The 2019 Lima Challenger was a professional tennis tournament played on clay courts. It was the thirteenth edition of the tournament which was part of the 2019 ATP Challenger Tour. It took place in Lima, Peru between October 21 and October 27, 2019.

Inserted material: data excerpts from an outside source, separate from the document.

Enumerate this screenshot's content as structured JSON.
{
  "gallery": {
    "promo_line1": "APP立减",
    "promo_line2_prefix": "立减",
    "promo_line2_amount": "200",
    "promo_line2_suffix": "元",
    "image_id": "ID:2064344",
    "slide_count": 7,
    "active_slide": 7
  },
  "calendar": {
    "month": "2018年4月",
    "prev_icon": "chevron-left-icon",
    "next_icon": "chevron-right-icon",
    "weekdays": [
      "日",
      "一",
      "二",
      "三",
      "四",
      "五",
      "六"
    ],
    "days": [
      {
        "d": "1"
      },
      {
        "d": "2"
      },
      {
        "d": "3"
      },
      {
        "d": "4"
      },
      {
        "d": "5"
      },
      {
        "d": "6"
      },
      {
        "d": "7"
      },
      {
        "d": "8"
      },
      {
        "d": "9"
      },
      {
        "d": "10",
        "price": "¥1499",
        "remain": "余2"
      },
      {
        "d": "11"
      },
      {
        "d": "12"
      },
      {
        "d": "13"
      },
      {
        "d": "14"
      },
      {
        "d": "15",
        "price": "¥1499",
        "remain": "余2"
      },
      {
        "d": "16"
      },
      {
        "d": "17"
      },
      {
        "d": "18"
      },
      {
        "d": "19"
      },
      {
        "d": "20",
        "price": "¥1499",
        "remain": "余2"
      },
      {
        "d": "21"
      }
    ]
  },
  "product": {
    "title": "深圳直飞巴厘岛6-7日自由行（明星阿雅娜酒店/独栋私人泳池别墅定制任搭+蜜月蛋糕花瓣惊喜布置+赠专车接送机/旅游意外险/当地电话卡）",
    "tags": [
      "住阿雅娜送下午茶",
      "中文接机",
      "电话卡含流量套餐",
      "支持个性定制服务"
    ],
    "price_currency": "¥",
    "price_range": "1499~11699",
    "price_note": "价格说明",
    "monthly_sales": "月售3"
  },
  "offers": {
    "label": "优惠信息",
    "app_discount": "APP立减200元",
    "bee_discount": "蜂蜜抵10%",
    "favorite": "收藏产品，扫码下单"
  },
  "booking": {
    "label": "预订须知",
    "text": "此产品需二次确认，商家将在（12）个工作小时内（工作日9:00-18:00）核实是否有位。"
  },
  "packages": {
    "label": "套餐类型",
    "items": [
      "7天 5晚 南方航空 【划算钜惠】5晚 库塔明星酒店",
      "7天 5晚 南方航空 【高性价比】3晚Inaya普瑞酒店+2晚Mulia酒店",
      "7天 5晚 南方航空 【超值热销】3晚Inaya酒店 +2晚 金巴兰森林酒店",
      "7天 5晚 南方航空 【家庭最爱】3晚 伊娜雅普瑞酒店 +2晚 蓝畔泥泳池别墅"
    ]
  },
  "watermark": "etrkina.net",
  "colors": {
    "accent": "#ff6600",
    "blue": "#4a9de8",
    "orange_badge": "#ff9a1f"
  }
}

==Singles main-draw entrants==
===Seeds===

| Country | Player | Rank^{1} | Seed |
|---|---|---|---|
| ITA | Marco Cecchinato | 73 | 1 |
| ARG | Leonardo Mayer | 96 | 2 |
| BRA | Thiago Monteiro | 100 | 3 |
| SVK | Andrej Martin | 114 | 4 |
| POR | Pedro Sousa | 115 | 5 |
| IND | Sumit Nagal | 128 | 6 |
| ARG | Federico Coria | 130 | 7 |
| ARG | Facundo Bagnis | 144 | 8 |
| ITA | Lorenzo Giustino | 145 | 9 |
| PER | Juan Pablo Varillas | 161 | 10 |
| ESP | Mario Vilella Martínez | 178 | 11 |
| POR | João Domingues | 185 | 12 |
| GER | Yannick Hanfmann | 192 | 13 |
| ARG | Facundo Mena | 196 | 14 |
| BRA | João Menezes | 197 | 15 |
| ARG | Andrea Collarini | 198 | 16 |

- ^{1} Rankings are as of 14 October 2019.

===Other entrants===
The following players received wildcards into the singles main draw:
- PER Mauricio Echazú
- PER Arklon Huertas del Pino
- PER Conner Huertas del Pino
- PER Pedro Iamachkine
- PER Jorge Panta

The following player received entry into the singles main draw using a protected ranking:
- ESP Íñigo Cervantes

The following player received entry into the singles main draw as an alternate:
- ARG Camilo Ugo Carabelli

The following players received entry from the qualifying draw:
- COL Alejandro González
- BRA Rafael Matos

==Champions==
===Singles===

- BRA Thiago Monteiro def. ARG Federico Coria 6–2, 6–7^{(7–9)}, 6–4.

===Doubles===

- URU Ariel Behar / ECU Gonzalo Escobar def. VEN Luis David Martínez / BRA Felipe Meligeni Alves 6–2, 2–6, [10–3].